In her post, Nestle quoted from a piece of mine, published on Food Safety News, which is sponsored by my law firm. She also referred to an article written by Jim Prevor, which was published by the conservative Ethics and Public Policy Center, on its website The New Atlantis. The title of Prevor’s article is How to Improve Food Safety: Aggrandizing the FDA Only Distracts from Real Solutions. In this article, Prevor makes several recommendations, including this one: “Switch to a Negligence Standard from a Strict Liability Standard, and Switch Primary Liability to the Trade Buyer.” And in doing so, he cites the California Supreme Court case, Greenman v. Yuba Power Products, which was authored by Justice Roger Traynor, one of the greatest legal minds of the twentieth century.

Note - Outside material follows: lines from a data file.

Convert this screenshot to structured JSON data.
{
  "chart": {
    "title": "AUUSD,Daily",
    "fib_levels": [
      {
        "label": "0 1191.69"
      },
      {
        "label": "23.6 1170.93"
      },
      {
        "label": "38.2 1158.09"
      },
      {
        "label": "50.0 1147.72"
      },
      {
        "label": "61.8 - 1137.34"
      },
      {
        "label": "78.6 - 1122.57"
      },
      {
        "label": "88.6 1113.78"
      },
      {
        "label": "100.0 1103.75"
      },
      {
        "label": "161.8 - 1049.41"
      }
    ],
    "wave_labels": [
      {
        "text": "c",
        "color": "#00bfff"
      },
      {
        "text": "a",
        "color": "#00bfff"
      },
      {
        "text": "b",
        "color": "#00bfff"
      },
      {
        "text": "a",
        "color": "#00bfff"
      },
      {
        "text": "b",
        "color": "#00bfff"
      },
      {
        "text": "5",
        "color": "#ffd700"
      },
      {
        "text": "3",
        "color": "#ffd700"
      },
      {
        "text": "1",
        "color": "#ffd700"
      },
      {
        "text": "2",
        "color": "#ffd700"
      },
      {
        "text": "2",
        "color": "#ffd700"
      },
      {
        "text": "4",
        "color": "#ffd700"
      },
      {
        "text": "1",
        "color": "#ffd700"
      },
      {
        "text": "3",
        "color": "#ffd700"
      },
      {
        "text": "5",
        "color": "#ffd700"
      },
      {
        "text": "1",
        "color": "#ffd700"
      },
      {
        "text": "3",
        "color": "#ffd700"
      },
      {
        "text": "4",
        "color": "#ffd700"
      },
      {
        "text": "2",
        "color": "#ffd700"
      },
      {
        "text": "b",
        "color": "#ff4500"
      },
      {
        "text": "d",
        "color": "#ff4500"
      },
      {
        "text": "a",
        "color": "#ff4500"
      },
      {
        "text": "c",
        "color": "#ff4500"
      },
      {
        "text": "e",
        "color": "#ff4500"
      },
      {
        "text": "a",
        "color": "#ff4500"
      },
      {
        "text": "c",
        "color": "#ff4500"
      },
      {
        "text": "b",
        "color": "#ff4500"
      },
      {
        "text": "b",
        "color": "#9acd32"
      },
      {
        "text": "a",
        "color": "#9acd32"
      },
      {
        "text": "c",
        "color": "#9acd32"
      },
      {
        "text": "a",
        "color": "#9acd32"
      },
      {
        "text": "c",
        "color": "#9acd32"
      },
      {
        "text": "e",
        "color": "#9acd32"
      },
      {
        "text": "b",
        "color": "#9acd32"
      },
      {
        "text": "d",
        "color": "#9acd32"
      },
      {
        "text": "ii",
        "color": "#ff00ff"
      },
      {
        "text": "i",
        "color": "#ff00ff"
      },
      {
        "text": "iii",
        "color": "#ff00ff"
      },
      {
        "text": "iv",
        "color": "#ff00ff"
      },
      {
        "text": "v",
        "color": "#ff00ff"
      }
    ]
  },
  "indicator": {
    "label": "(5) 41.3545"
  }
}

Interestingly, Prevor quotes from the Greenman decision, but omits an important sentence. Here is pertinent quote in full, with the emphasis mine:
“A manufacturer is strictly liable in tort when an article he places on the market, knowing that it is to be used without inspection for defects, proves to have a defect that causes injury to a human being. Recognized first in the case of unwholesome food products, such liability has now been extended to a variety of other products that create as great or greater hazards if defective.”
Greenman v. Yuba Power Products, 59 Cal.2d 57, 377 P.2d 897 (1963). By pointing out this omission, I do not mean to suggest that Prevor is trying to trick his readers; I am merely pointing out that, as with anyone making a political argument, it is often the case that important things have been missed, and usually not intentionally. It goes back to that issue that Socrates raises of the speaker not knowing that they do not know.
There also seems to be a failure to recognize–that is, of not knowing–the true importance that the Greenman decision involves a defective design claim, which is an area of product liability law that is about as complicated and controversial as an area of the law can be. And it is in this area of product liability law that scholars like Professor Schwartz, one of the reporters for the Restatement (Third) of Torts: Product Liability, has argued that the strict liability standard, as applied by most courts, is actually a negligence standard in disguise. But when it comes to a product that is unreasonably unsafe as a result of a “manufacturing defect,” there is nearly no controversy at all about the appropriateness of applying a strict liability standard, especially as it applies to food products. Indeed, as Professor Owens well explains:
“From early times, people have relied on the skill and care of others to catch, grow, gather, preserve, prepare, and provide much of the food and drink indispensable to survival. Whether paid for with
a beaver pelt, a copper coin, or a modern dollar, food has always been the single most important product bought and sold by human beings. Both king and pauper live by food and drink, just as both may die by food or drink gone bad. And this essential fact of human life is as true today as it was a thousand years ago. Because pure food is necessary to survival, rendering most persons extraordinarily dependent for their health, safety, and very lives on the care and skill of food providers, the rules that govern liability for selling defective food and drink have long stood apart from those concerning other types of products.”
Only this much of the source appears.